La réussite du Ghana en témoigne : durant les années 90 et les premières années du siècle en cours, le pays a doublé ses dépenses d’éducation et a considérablement amélioré ses taux de scolarisation dans le cycle primaire. En conséquence, le taux d’alphabétisation a fait un bond spectaculaire de 64 points de pourcentage entre le début des années 90 et 2012, tandis que le taux de pauvreté chutait pour passer de 61 % à 13 %.

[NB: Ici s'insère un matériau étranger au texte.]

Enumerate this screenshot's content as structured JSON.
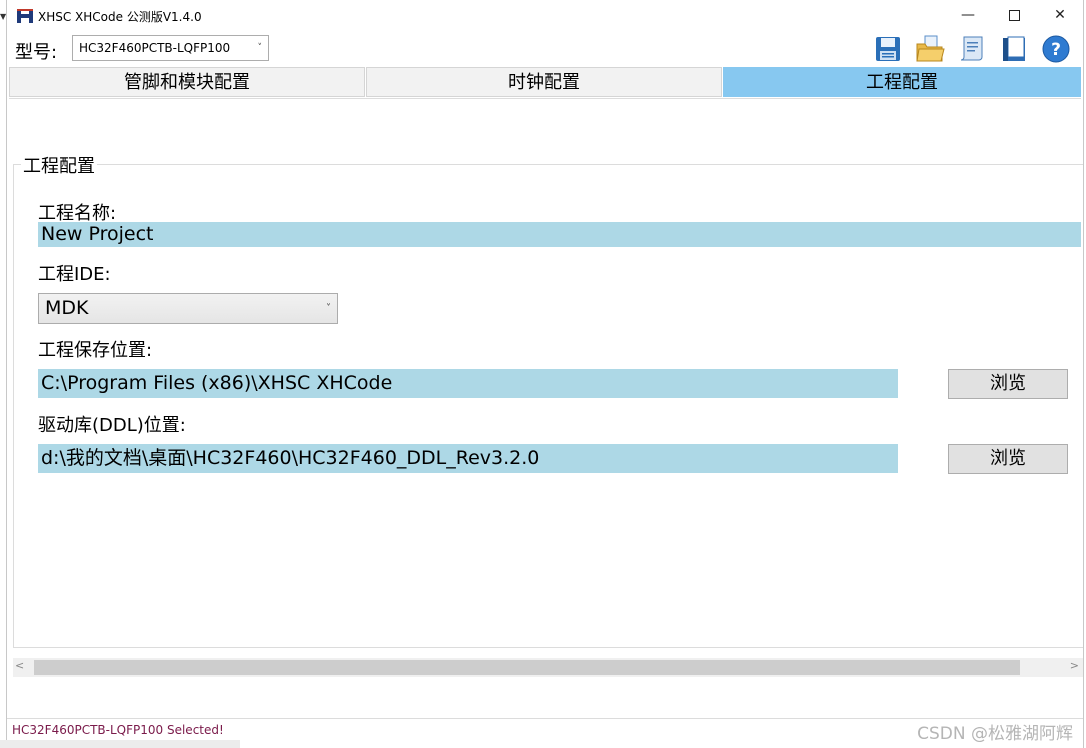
{
  "window": {
    "title": "XHSC XHCode 公测版V1.4.0"
  },
  "model": {
    "label": "型号:",
    "selected": "HC32F460PCTB-LQFP100"
  },
  "toolbar": {
    "icons": [
      "save-icon",
      "open-folder-icon",
      "scroll-icon",
      "book-icon",
      "help-icon"
    ]
  },
  "tabs": [
    {
      "label": "管脚和模块配置",
      "active": false
    },
    {
      "label": "时钟配置",
      "active": false
    },
    {
      "label": "工程配置",
      "active": true
    }
  ],
  "project": {
    "group_title": "工程配置",
    "name_label": "工程名称:",
    "name_value": "New Project",
    "ide_label": "工程IDE:",
    "ide_value": "MDK",
    "save_label": "工程保存位置:",
    "save_value": "C:\\Program Files (x86)\\XHSC XHCode",
    "ddl_label": "驱动库(DDL)位置:",
    "ddl_value": "d:\\我的文档\\桌面\\HC32F460\\HC32F460_DDL_Rev3.2.0",
    "browse_label": "浏览"
  },
  "status": {
    "text": "HC32F460PCTB-LQFP100 Selected!"
  },
  "watermark": "CSDN @松雅湖阿辉",
  "colors": {
    "active_tab": "#87c8f0",
    "field_bg": "#add8e6",
    "status_text": "#7a1a4a"
  }
}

Bien que les gouvernements doivent absolument investir dans le capital humain, les considérations politiques y font souvent obstacle. Il se peut que les hommes politiques ne soient pas incités à promouvoir des politiques qui, parfois, ne portent leurs fruits qu’après plusieurs décennies. Par exemple, si aucune pandémie ne frappe leur pays, ils peuvent généralement négliger impunément la santé publique.Pour de nombreux pays en développement, améliorer la santé des jeunes est un chantier titanesque : au Bénin, au Burkina Faso et en Côte d’Ivoire, 10 % des enfants qui naissent aujourd’hui n’atteindront pas leur cinquième anniversaire. »

Alors que le progrès technologique fait la part belle aux compétences d’ordre supérieur, l’incapacité d’un pays à donner à ses ressortissants les moyens de mener une vie productive induira plus d’inégalités. Sans oublier les risques sécuritaires, dans la mesure où des aspirations non satisfaites peuvent attiser l’instabilité. »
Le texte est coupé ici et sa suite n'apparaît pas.